If your content is running just a little bit past the bottom margin, squeeze it onto a single page. Most modern Office software packages have a “shrink to fit” option that will perform the necessary compression automatically.


Several online stores now have “clearance” or “outlet” sections to their websites, where they flog off end-of-line or refurbished kit at knocked-down prices.

If you’re not after the cutting edge, or are prepared to take a risk on reconditioned kit, try stores such as Comet Clearance, which auctions off refurbished or ex-display equipment at a fair discount, or one of the many eBay Outlet stores, such as Canon’s or Tesco’s.

The advantage of these stores over websites such as eBay is that products often come with a warranty.


We frequently hear of people ditching old PCs because they’re too slow.
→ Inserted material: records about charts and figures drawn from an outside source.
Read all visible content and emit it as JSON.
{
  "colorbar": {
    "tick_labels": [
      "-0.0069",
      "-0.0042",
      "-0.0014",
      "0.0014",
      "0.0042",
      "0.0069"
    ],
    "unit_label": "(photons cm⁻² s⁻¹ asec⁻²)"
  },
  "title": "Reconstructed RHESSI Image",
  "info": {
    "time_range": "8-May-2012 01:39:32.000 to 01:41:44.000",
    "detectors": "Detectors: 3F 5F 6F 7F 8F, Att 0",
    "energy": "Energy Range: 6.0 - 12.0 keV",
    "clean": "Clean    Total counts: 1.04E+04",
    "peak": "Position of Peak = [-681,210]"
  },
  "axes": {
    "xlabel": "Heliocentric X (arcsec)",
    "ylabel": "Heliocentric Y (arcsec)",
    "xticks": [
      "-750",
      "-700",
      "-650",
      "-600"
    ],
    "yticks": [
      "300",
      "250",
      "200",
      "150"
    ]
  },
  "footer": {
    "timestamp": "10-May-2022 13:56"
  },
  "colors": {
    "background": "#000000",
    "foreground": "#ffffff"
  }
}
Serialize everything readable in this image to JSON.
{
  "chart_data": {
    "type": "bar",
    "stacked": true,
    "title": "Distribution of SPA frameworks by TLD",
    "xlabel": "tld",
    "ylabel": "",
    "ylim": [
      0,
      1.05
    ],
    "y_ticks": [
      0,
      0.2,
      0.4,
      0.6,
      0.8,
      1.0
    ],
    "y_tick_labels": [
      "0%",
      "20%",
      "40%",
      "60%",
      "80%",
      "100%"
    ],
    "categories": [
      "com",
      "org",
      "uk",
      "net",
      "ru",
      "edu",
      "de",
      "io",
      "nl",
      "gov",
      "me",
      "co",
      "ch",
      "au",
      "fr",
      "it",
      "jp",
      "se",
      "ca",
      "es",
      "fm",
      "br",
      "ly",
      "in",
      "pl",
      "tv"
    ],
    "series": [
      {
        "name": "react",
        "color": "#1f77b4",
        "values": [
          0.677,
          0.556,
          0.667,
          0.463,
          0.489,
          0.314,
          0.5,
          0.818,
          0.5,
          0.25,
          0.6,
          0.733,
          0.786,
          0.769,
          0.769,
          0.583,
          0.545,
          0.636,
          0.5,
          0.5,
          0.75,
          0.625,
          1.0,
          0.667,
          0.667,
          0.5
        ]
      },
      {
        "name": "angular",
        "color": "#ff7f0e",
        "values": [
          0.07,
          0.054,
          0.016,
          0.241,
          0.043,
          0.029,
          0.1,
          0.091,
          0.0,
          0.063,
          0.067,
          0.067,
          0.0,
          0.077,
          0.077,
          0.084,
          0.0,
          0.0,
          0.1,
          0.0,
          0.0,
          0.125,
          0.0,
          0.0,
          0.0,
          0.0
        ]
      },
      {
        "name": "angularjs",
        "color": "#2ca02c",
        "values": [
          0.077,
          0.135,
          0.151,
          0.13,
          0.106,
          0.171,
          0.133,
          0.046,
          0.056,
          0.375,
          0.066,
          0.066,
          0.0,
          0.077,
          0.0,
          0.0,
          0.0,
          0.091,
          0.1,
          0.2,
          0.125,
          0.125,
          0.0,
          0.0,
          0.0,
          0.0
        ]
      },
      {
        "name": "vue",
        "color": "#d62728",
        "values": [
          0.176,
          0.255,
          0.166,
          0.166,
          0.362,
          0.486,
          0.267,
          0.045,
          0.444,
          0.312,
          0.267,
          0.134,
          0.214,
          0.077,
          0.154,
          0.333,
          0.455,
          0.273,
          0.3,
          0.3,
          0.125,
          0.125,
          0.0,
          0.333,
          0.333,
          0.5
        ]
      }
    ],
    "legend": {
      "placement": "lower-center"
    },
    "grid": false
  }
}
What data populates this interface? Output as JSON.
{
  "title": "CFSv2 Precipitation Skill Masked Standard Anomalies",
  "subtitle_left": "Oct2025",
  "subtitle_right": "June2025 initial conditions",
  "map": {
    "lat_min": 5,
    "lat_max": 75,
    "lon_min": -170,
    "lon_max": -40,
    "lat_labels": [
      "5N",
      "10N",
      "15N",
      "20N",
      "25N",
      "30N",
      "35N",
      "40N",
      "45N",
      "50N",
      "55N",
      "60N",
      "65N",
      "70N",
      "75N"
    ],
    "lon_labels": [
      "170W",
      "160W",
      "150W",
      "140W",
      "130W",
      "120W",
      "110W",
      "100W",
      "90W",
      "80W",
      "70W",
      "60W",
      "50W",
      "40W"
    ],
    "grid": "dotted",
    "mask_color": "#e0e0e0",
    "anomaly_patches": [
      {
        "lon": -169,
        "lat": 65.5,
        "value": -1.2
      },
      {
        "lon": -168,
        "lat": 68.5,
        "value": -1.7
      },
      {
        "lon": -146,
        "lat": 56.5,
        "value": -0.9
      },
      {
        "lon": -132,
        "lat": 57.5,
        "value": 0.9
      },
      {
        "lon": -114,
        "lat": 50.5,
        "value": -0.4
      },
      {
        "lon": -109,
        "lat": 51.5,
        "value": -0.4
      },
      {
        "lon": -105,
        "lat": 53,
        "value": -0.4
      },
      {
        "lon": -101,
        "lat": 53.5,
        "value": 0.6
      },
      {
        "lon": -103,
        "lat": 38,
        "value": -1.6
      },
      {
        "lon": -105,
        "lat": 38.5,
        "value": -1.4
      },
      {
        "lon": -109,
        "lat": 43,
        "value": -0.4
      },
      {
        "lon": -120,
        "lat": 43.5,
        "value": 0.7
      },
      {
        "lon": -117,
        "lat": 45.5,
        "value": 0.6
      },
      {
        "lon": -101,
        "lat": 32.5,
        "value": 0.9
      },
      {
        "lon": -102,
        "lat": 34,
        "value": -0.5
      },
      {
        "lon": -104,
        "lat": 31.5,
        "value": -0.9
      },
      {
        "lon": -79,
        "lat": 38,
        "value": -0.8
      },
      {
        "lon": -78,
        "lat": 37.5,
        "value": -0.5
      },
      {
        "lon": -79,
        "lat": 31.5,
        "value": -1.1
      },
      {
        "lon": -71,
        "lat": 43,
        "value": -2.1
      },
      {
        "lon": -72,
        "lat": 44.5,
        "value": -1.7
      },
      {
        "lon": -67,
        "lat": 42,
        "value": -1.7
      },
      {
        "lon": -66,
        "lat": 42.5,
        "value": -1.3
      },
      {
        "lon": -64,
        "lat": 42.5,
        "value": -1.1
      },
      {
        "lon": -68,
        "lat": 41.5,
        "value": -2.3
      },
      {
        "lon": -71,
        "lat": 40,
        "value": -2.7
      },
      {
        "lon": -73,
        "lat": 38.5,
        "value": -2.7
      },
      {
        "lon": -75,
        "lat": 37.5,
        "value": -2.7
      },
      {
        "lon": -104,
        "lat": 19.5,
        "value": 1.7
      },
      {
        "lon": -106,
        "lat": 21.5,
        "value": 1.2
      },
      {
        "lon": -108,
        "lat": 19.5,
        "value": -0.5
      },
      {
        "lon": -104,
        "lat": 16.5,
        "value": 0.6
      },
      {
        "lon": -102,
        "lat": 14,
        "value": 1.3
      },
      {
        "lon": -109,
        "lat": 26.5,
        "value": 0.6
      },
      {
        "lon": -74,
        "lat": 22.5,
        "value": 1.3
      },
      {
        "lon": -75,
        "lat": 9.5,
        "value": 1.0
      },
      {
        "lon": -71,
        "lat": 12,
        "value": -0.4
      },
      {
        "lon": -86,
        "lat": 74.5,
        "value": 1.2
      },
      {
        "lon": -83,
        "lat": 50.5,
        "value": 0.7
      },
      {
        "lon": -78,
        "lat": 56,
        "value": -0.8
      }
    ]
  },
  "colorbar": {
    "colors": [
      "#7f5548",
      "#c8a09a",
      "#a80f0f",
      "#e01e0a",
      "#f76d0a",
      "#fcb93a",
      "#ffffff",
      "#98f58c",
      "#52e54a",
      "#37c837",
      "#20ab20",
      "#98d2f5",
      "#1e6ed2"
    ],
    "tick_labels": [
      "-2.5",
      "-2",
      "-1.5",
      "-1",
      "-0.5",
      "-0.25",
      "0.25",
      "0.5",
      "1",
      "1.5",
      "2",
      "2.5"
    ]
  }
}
But that old machine could be a useful second system if you bring it back to its original performance by wiping it clean and reinstalling Windows – or, if you prefer, the free Ubuntu Linux operating system.

You may find that older machines struggle with modern web browsers and applications, but you can improve matters by adding a cheap dollop of extra memory: a 1GB DIMM in the older DDR2 format can be bought for less than £20 on eBay and can have a huge effect on system responsiveness.


PC Pro has campaigned in the past to encourage individuals and businesses to turn off computing devices when they’re not needed. However, it literally pays to consider which devices offer the best energy savings.

A typical laptop, for example, draws less than 40W. The cost of that electricity will depend on your supplier and tariff, but you’re probably paying around 15p per kilowatt-hour for that power. Since 40W is 0.04kW, that means you’re paying 0.6p per hour to run your laptop. To knock even a pound off your bill you’d need to reduce your laptop usage by a whopping 167 hours.

Even desktop systems are quite frugal. As the power ratings in PC Pro’s reviews section show, all-in-ones and mainstream desktops now spend most of their time below 100W, meaning you can expect to get at least 65 hours of use for a pound.

Gaming machines are the real energy hogs: when sitting idle, an enthusiast machine can consume as much as 200W, and when you max out the CPU and graphics card, power draw can top 500W – or 7.5p per hour. It’s also worth noting that an Xbox 360 or PlayStation 3 will consume almost 200W when in use.